I pulled each one of my fingers into my palm and made a fist silhouetted against the fire, flames licking around the tight ball of brown and bone. I imagined my brother tied to a chair at the school, a flock of grey-hooded villains tightening his beaded chains while they recited Hail Mary like synchronized swimmers.

Miig sat, satisfied that we were all at attention, that we were listening with every cell. He leaned against a felled tree beside Minerva, who woke up with his rustling. He rolled a smoke out of his precious tobacco stores and plucked a twig out of the fire with a burning ember at the tip to light it with. Old Minerva, nearsighted to squinting, lifted her nose at the smell. Her lips fell slack and she sighed. Those first few exhales were big and wasteful as Miig tried to get the damp paper to light, and smoke billowed across the clearing like messages. Everything was always damp, so we were trained to sniff out mould to keep that sickness at bay. Minerva made her hands into shallow cups and pulled the air over her head and face, making prayers out of ashes and smoke. Real old-timey, that Minerva.
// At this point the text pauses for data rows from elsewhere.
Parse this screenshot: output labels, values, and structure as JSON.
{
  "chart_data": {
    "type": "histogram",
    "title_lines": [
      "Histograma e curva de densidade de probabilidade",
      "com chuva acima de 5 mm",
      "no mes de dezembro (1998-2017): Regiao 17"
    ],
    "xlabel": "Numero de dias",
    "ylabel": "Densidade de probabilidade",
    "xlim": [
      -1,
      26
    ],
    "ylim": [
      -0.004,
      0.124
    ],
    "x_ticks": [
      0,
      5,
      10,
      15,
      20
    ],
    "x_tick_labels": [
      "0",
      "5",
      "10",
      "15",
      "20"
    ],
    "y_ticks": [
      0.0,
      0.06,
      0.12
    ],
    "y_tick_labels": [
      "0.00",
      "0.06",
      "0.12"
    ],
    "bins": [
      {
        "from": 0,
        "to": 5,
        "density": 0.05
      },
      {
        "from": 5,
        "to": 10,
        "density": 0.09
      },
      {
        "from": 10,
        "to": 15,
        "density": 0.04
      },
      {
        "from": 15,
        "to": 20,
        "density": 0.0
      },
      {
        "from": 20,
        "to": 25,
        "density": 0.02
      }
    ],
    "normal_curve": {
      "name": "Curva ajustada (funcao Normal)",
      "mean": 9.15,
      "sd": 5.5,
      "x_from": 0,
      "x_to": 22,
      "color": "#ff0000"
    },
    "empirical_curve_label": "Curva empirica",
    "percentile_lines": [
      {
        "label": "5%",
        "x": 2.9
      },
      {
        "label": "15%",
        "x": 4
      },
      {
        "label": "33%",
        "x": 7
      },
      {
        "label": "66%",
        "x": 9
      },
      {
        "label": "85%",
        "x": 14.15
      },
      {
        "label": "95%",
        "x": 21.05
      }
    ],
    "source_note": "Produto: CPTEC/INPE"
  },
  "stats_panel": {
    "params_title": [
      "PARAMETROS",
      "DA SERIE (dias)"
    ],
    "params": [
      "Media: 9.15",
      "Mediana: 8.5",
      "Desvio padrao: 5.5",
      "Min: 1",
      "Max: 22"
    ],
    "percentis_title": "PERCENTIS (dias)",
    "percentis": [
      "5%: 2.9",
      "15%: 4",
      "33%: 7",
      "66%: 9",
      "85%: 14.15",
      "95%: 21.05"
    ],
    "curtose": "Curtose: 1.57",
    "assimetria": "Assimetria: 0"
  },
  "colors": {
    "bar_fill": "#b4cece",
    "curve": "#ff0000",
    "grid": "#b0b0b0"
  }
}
Miig and Minerva were the only grown-ups in our group. Miig wore his hair shaved to the skull except down the middle and had a moustache that only grew on the left side of his top lip. He was tall but bent like a walking question mark, and he was short with words and patience. Miig wore army pants, alternating between two identical pairs, and layers of brown and green sweaters. He kept a small pouch hung on a shoelace around his neck and tucked into those sweaters. Once, when I’d asked him, he’d told me that was where he kept his heart, because it was too dangerous to keep it in his chest, what with the sharp edges of bones so easily broken. I never asked again. Too many metaphors and stories wrapped in stories. It could be exhausting, talking to Miig.

Us kids, we longed for the old-timey. We wore our hair in braids to show it. We made sweat lodges out of broken branches dug back into the earth, covered over with our shirts tied together at the buttonholes. Those lodges weren’t very hot, but we sat in them for hours and willed the sweat to pop over our willowy arms and hairless cheeks.

“It’s time for Story.” Miig exhaled smoke as he spoke. I watched the word Story puff over the fire and spread into a cumulative haze that smelled of ground roots and acrid burn just above our dark heads.

Slopper struggled to his feet and started over to his tent. The youngest weren’t privy to Story, not yet anyway. RiRi made the face she pulled out when she wanted something, like an extra piece of camp bread or to sleep in my tent so I could tell her stories to keep the nightmares away.

Miig just looked at her, lifting one eyebrow higher than the other.

“Aww, Miig. Can’t I stay for a little bit?”

She received no answer, and kicked rocks all the way to her tent.

The woods grew quiet now; even the beetles stopped rubbing their smooth shells on softened bark, even the wind picked around the branches instead of rattling straight through.

Miig leaned in so that the fire illuminated his face from the bottom like unsteady stage lights. And he opened a hand, palm down to indicate the ground, this ground, as he began Story.